O Grande ABC constantemente recebe novas famílias islâmicas. Como o senhor acha que a região pode receber melhor as novas chegadas no futuro?

O acolhimento é algo que acontece diariamente. Os muçulmanos têm uma irmandade de fé, não importa a nacionalidade da pessoa, a irmandade é mais forte do que qualquer questão. O dever de todo muçulmano é acolher seus irmãos, sejam também muçulmanos ou não, pois a fome, por exemplo, não tem religião, ela pode atingir todos. Aqui temos refugiados que vieram da África, da Síria, da Palestina, e todos são acolhidos.

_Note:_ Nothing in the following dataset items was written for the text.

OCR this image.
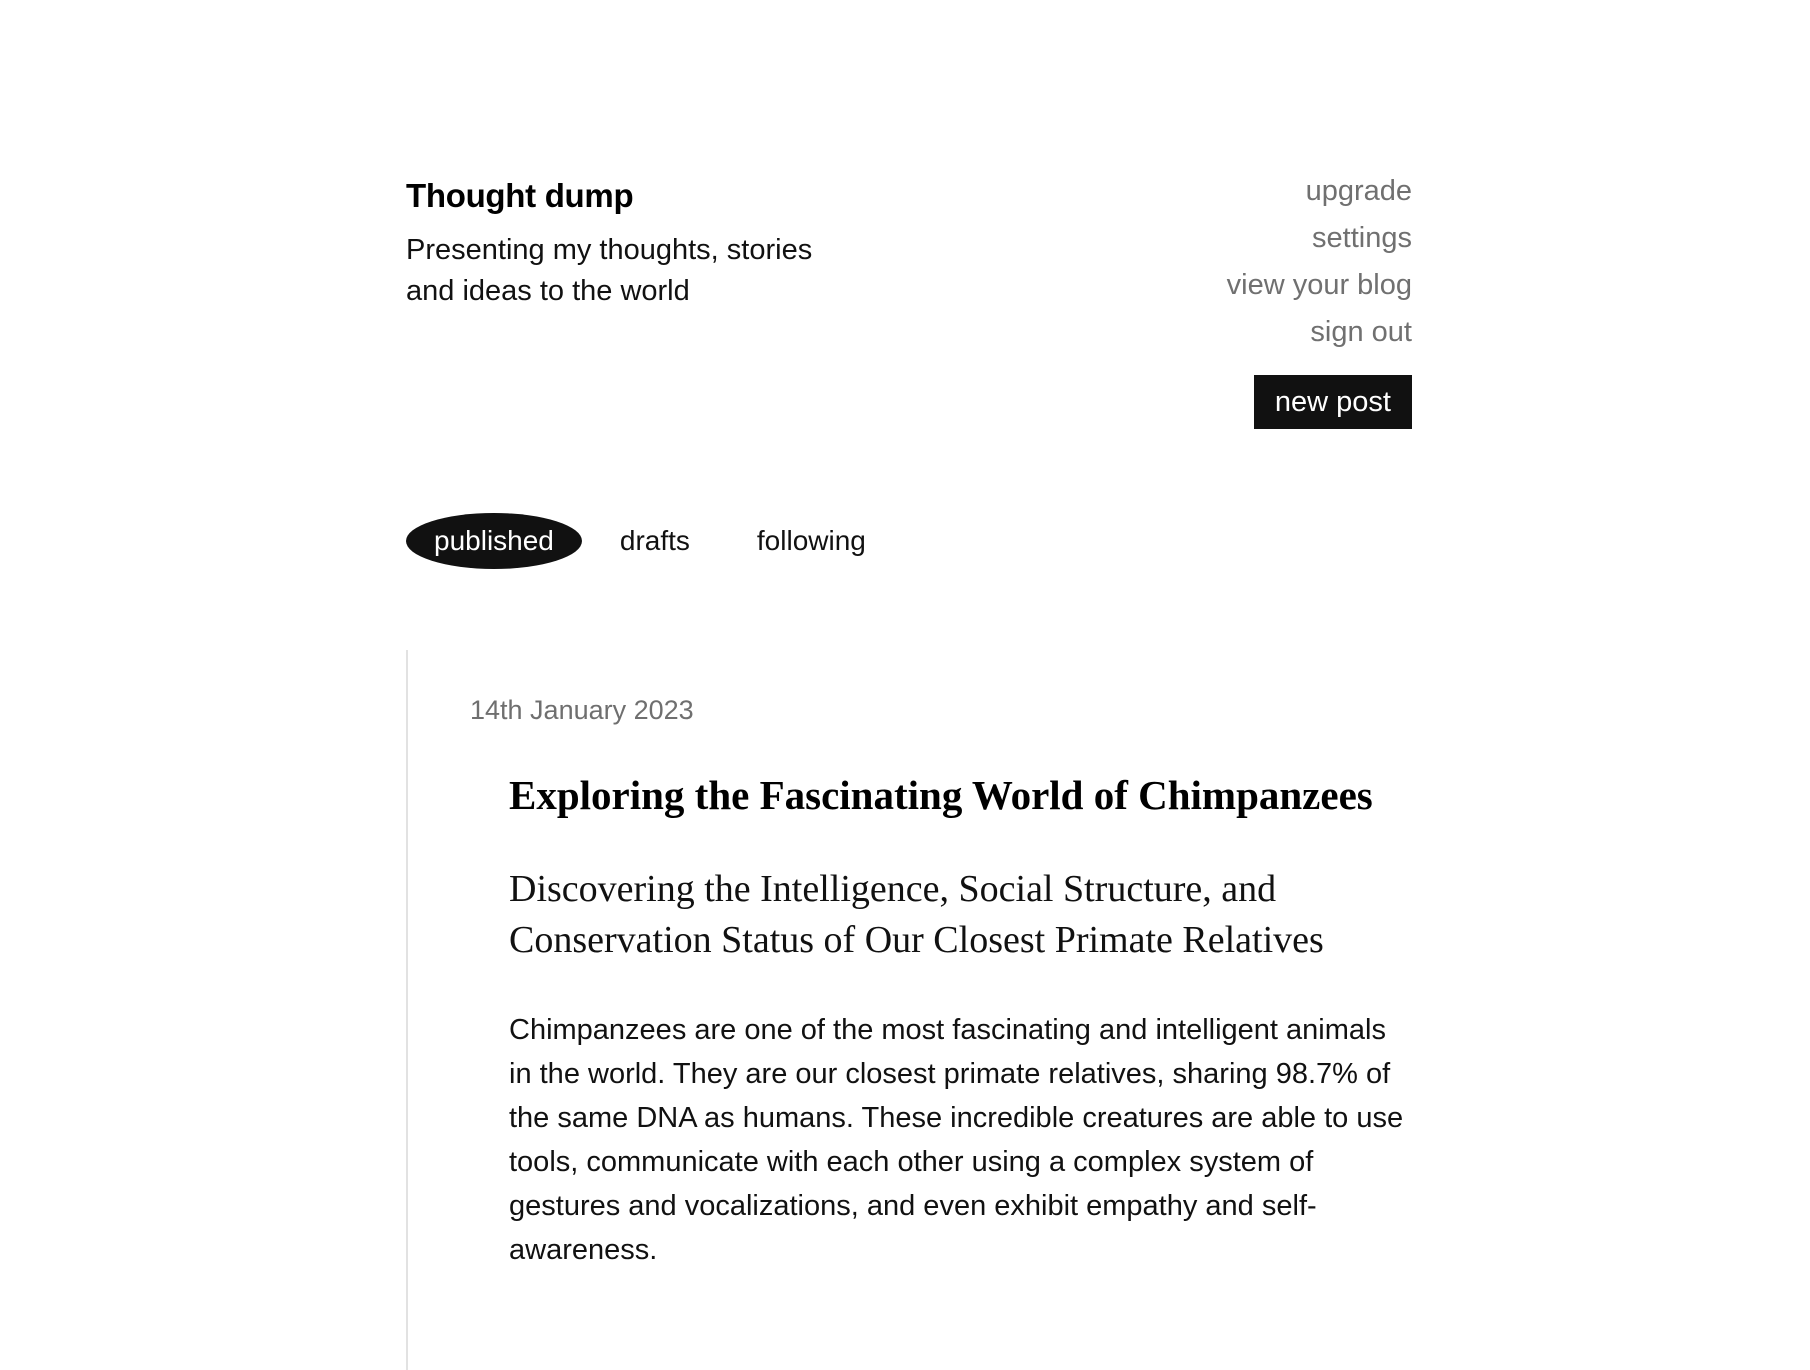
Thought dump
Presenting my thoughts, stories and ideas to the world
upgrade
settings
view your blog
sign out
new post
published	drafts following
14th January 2023
Exploring the Fascinating World of Chimpanzees
Discovering the Intelligence, Social Structure, and Conservation Status of Our Closest Primate Relatives

Chimpanzees are one of the most fascinating and intelligent animals in the world. They are our closest primate relatives, sharing 98.7% of the same DNA as humans. These incredible creatures are able to use tools, communicate with each other using a complex system of gestures and vocalizations, and even exhibit empathy and self-awareness.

A mesquita também é um local onde todos vêm participar juntos e vão se conhecer, criar laços de amizade e fraternidade. No passado, São Bernardo era caminho do porto de Santos para São Paulo, então muitas pessoas que chegavam de outros países ficavam por aqui, e, assim, a comunidade foi crescendo no Grande ABC. Hoje continuamos com a tradição: quando ficamos sabendo de novas famílias chegando, sempre buscamos acolher os novos necessitados.

Os conflitos no Oriente Médio atingem de alguma forma as comunidades islâmicas locais?

Na realidade, os acontecimentos em Gaza e na Palestina nos entristece muito, por causa desta irmandade que citei. O que afeta os palestinos e Gaza também afeta os muçulmanos em qualquer lugar do mundo, inclusive no Brasil. Nos doemos da mesma forma quando um cristão, ateu, ou judeu é injustiçado, pois não aceitamos isso para ninguém. Hoje, temos palestinos de todas as crenças que estão sendo massacrados, e somos solidários a eles, principalmente no mês do Ramadã, que deveria ser de exaltação e alegria, mas também estamos tristes de ver tanta matança, um genocídio acontecendo diante dos olhos do mundo. As pessoas são contra essa violência, mas existem governos que apoiam o que está acontecendo, que não é o caso do Brasil, que se posiciona veementemente contra. O jejum deste ano foi voltado, em orações, em doações e em solidariedade aos nossos irmãos palestinos que estão sofrendo neste momento.

Voltando para a sua trajetória, o senhor fez consultoria para algumas obras da televisão que tratavam sobre o povo muçulmano. Como foi a experiência?

Fui consultor da novela O Clone e Salve Jorge. Certamente as novelas têm uma licença poética, nem tudo retratado nas obras é a realidade, até porque não é este o objetivo da obra, mas elas com certeza ajudaram a divulgar a cultura islâmica e remover preconceitos presentes na sociedade. O Clone foi muito importante, ainda mais pela época em que foi lançada, logo após os ataques de 11 de setembro de 2001. Claro, aconteceram alguns equívocos, porém os principais temas abordados foram esclarecedores, e foi uma ferramenta para amenizar o preconceito e discriminação que muitos tinham com o povo muçulmano.

Além de combater o preconceito e a discriminação, qual seu objetivo em divulgar a cultura e a fé islâmica nas suas redes sociais?

Criar pontes, trazer a cultura islâmica para os brasileiros que não a conhecem e também levar a cultura latina e brasileira para os países árabes. O mais importante é criar pontes entre esses dois mundos, por ter uma distância muito grande, acredito que sempre existe algo para descobrir.